Bien sûr, la discussion avec Schiff au sujet du BTC na pas manqué de susciter des critiques à lencontre de Strategy, et ce fervent défenseur de lor na pas manqué de se faire entendre. Il a déclaré que le président-directeur général, M.
Sailor, « sacrifie les intérêts de ses actionnaires en détruisant de la valeur », car le modèle financier de la société est passé de lémission dactions avec une prime à leur vente avec une décote et au recours à leffet de levier pour poursuivre ses achats de bitcoins.

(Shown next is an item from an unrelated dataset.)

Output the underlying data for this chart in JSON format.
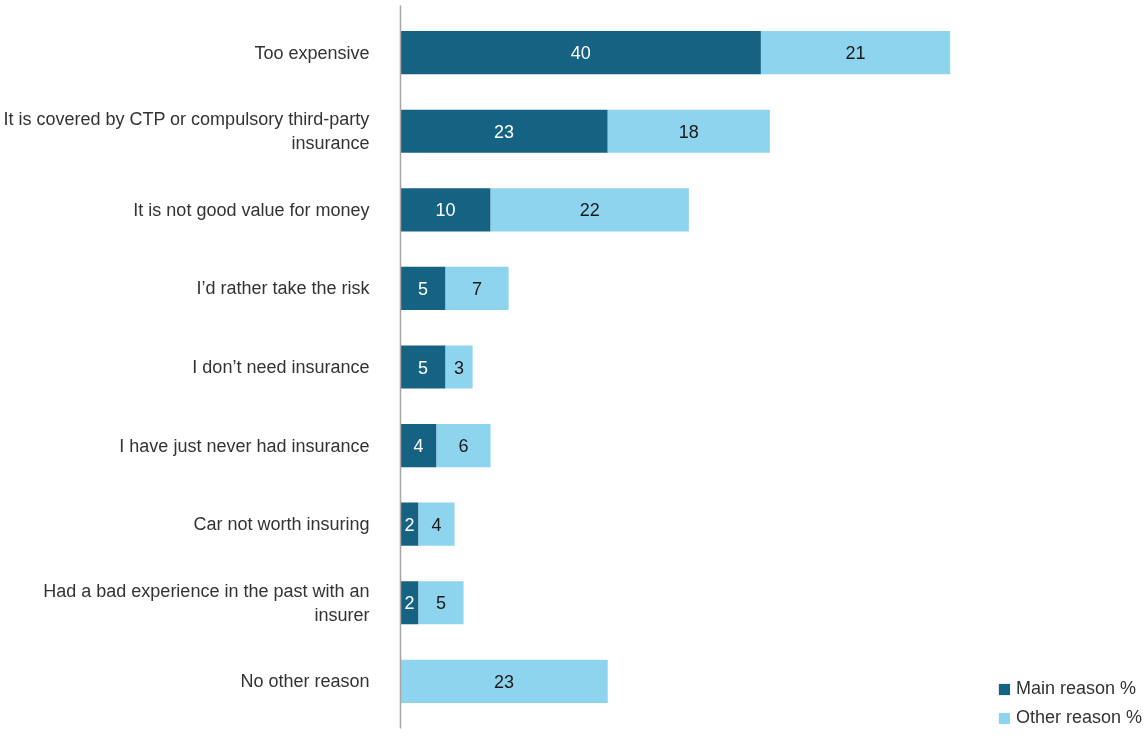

En effet, la société a récemment cédé une petite quantité de bitcoins, mais elle a repris ses achats le 15 juin en acquérant 1 587 BTC pour un montant de 100 millions de dollars, ce qui a porté son portefeuille à 846 842. Selon Schiff, le fait que Strategy ait vendu une partie de ses BTC, même minime, témoigne de problèmes au sein de ce quil a qualifié de « roue dinertie » un mécanisme daccumulation continu.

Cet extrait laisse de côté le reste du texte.